Starting with non-living chemicals, the researchers aim to create metabolically active cells that grow, divide and exhibit “Darwinian evolution” within six years.
The €13mn “MiniLife” project, funded by European Research Council And by involving biologists and chemists from different universities, it could be the first in the world to reach minimum standards for a synthetic life system.
“Success would constitute a breakthrough in basic science,” said Yers Sathmari, director of the Center for the Conceptual Foundations of Science. Parmenides Foundation in Germany, who is a principal investigator on an ERC grant. “The de novo creation of living systems is a long-standing dream of humanity.”
John Sutherland, who works on the chemistry of early life at the MRC Laboratory of Molecular Biology in Cambridge, said the project joins a growing global effort to “create minimal life systems”.
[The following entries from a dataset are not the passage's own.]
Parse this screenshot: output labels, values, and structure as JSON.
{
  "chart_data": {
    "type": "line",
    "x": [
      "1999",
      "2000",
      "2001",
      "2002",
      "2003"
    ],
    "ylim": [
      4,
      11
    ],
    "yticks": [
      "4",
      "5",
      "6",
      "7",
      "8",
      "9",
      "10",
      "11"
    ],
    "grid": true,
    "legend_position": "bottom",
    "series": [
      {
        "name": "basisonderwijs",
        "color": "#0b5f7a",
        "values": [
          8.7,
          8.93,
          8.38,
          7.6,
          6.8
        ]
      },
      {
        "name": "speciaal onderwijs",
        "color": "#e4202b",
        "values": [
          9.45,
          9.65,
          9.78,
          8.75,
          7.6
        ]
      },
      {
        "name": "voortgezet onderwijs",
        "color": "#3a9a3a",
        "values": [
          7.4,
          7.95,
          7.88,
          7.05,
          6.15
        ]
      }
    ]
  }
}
Sutherland, who is not involved with the MiniLife project, added: “It is driven by a perennial desire to understand how life arose on Earth and whether it might have arisen elsewhere in the observable universe.”


Other artificial life researchers are working with the known building blocks of life on Earth, specifically the nucleotides that make up ribonucleic acid. In contrast, the ERC project aims to start from scratch, rather than using molecules that are themselves products of evolution.
“We abstract from known life forms because they are highly evolved creatures,” Szathmáry said, “and make it easier to arrive at a concise formulation.”
MiniLife researchers are evaluating four systems that, individually, or in combination, could be developed as a basis for MiniLife. All are “auto-catalytic”, a property essential to self-replication where a chemical reaction is catalyzed by its own product.
A candidate is Constructive feedback. The process, discovered in the 19th century, converts a very simple chemical, formaldehyde, into an increasingly diverse and complex series of sugar molecules. As the reaction feeds formaldehyde, the behavior of the droplets changes with the composition of sugars inside them.
“Some grow faster and divide more quickly than others,” said Andrew Griffiths, a MiniLife investigator at the École Supérieure de Physique et de Chimie Industrielles in Paris. “We end up with the emergence of something equivalent to fitness in biology, like a mixture of slow-growing and fast-growing bacteria, but in a very simple chemical way.”
The Formosa-based system must be able to demonstrate reliable heredity — the transmission of acquired traits from one generation to the next — perhaps in conjunction with one of the other systems being evaluated.
The six-year time frame is ambitious, says Griffiths, who hopes the project will be able to “demonstrate early Darwinian evolution.” At a minimum it would involve a system that can switch between two traditional states in different environments, analogous to the famous peppered moth whose wings are white in clean environments and black when living in polluted areas with dark surfaces.
Sijbren Otto, a professor of systems chemistry at the University of Groningen and another member of the MiniLife team, said his primary motivation was “a fascination with nature and the origins of life. Although the molecules we develop may not have started life on the prebiotic Earth 3.8 billion years ago, we are Hopefully uncovering the mechanisms will be very relevant to understanding what happened then.”
Last month an international group of researchers warned of “unprecedented risks” posed by another area of synthetic biology. They said “mirror life” — engineered bacteria that mirror the structure of natural microbes — could overwhelm the defenses of humans, other animals and plants.
Asked about the safety of the MiniLife project, Otto said its creations were “very unlikely to have any functionality outside of very controlled lab conditions” and posed no potential risk to the public.
However, the team is working with experts to develop an ethical framework for research. “Now is the time to think far ahead where research has the potential to lead,” Otto said.